The New Role of Human Resources in the New Normal

The pandemic has put Human Resources Departments on the spot regarding their management of a crisis marked by the transition to home office, internal communication and the impact on salaries

The arrival of COVID-19 has marked a milestone in the history of humanity and had an unprecedented impact on Human Resources (HR) departments. Payroll administration, workplace relations management, internal communication, and talent development and attraction took a backseat given the gravity of the crisis.

Their first acid test was to decide how and when to send employees home, owing to the high contagion risk and inconsistencies in state regulations. Companies with headquarters in other countries, where the virus had already made an impact, enjoyed far clearer guidance and dedicated teams to assist in executing preventive measures. This decision was more difficult and prolonged for smaller, local firms, not only because of their lack of preparation, but also the potentially devastating effect on their finances. Concerned about continuing to provide services, restaurants, hotels and airlines endeavored to hold out as long as possible before shutting down operations. In many cases, the impossibility of working from home triggered untimely dismissals.

Working remotely sounds easy when it is temporary or specific to some roles, but it is far more complex when generalized, requiring the formulation of basic work policies and the guarantee of minimal conditions for employees to continue with their functions. Topics such as system security, communication channels, central control points, and replacement and succession plans were the order of the day. Not everyone could go home, since there were critical activities and sectors, such as healthcare, that were forced to redefine their health protection policies.

Working from home was a new, unknown reality that, together with the difficulties faced by families with school-age children, triggered tension and imbalance in many homes; yet another topic that ended up on HR desks. Even though the company wasn’t responsible for the crisis, it did have to guarantee team productivity. HR, in conjunction with the lines of business, put together constant collaborator communication plans that included webinars, frequent emails and virtual team meetings to ensure that everyone received accurate information on the virus, as well as tools and strategies to deal with working at home, and, last but not least, to create recreational environments that would make up for the lack of physical closeness with colleagues and friends who are without doubt in similar situations.

However, this was not HR’s greatest challenge. Companies immediately began to calculate the financial effects of not being face-to-face with their customers, delays in contracts, late payments, among others, caused by the crisis. “Cash is king” became the mantra of many organizations that sought ways to soften the effect of lower sales by renegotiating office lease agreements, postponing payments to third parties and, after exploring all the options, affecting collaborators’ salaries.

For a regional HR executive, this was no easy task given the differences in laws and regulations.

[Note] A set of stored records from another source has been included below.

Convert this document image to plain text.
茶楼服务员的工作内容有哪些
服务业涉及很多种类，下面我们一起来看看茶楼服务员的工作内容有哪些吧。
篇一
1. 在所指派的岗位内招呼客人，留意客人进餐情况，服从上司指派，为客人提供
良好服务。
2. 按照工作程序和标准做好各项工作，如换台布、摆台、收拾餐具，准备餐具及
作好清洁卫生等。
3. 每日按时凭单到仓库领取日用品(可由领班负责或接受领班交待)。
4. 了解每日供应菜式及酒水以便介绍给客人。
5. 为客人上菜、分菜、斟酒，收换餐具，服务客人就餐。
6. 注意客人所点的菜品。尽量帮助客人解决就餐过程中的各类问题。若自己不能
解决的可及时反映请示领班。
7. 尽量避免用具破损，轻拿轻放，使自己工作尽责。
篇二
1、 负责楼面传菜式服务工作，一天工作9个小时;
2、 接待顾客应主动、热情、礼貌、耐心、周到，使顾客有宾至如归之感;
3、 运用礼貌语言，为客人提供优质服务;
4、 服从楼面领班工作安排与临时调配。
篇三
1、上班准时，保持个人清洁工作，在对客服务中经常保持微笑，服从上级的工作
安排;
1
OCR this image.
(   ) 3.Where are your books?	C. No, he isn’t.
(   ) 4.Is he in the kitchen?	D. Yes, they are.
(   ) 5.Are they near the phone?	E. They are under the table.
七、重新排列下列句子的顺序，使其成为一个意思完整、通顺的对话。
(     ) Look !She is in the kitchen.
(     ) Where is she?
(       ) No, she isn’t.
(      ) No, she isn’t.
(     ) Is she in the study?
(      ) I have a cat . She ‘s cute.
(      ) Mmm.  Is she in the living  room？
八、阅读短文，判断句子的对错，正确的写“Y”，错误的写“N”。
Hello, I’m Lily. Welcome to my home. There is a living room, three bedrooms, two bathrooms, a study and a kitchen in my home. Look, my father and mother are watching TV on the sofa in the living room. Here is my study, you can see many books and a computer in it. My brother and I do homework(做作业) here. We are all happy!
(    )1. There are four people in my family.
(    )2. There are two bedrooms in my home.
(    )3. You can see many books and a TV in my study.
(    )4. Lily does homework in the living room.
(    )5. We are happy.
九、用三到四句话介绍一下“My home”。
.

For example, in Brazil, legislation prohibited salary decreases (the government subsequently changed this regulation, making it possible for a maximum of three months with a proportional reduction in working hours). The level of complexity was high, since many collaborators are hired through third parties. Moreover, there are differences from one country to another in benefits, such as grocery vouchers (usually a percentage of the salary), gasoline allowances, contributions to pension funds, etc. Defining the minimum levels for applying payroll cuts so as not to affect people who earn lower wages was particularly difficult. This involved analyzing the cost of living, family food basket and impact by levels and roles, in order to guarantee coherent and equivalent parameters between the different countries.

Achieving equity and consistency in communication became the premise for management and human resources. Human resource executives, particularly those in charge of internal communication, had to find a way to reflect the nature of the financial situation, the efforts made to keep the company afloat and the urgent need to affect a percentage of wages.   

Furthermore, not only hospitals and laboratories faced talent-related challenges. Some companies saw their more digital profiles migrate to better opportunities since many companies needed to open e-commerce spaces. Announcements of salary reductions (some for up to nine months) or of scrapped benefits made more than one employee think about company and career changes. Leaders, backed by their HR departments, took great pains to play a more active role in their teams’ day-to-day work, and become more involved in defining their goals and closer to their personal environment and plans and aspirations for the future.

This crisis is not the last we will face in this era, but it has definitely provided fast-track training in changing the way we work and operate internally, relate to our clients, and, above all, react proactively and systematically towards a company’s most important asset: its people.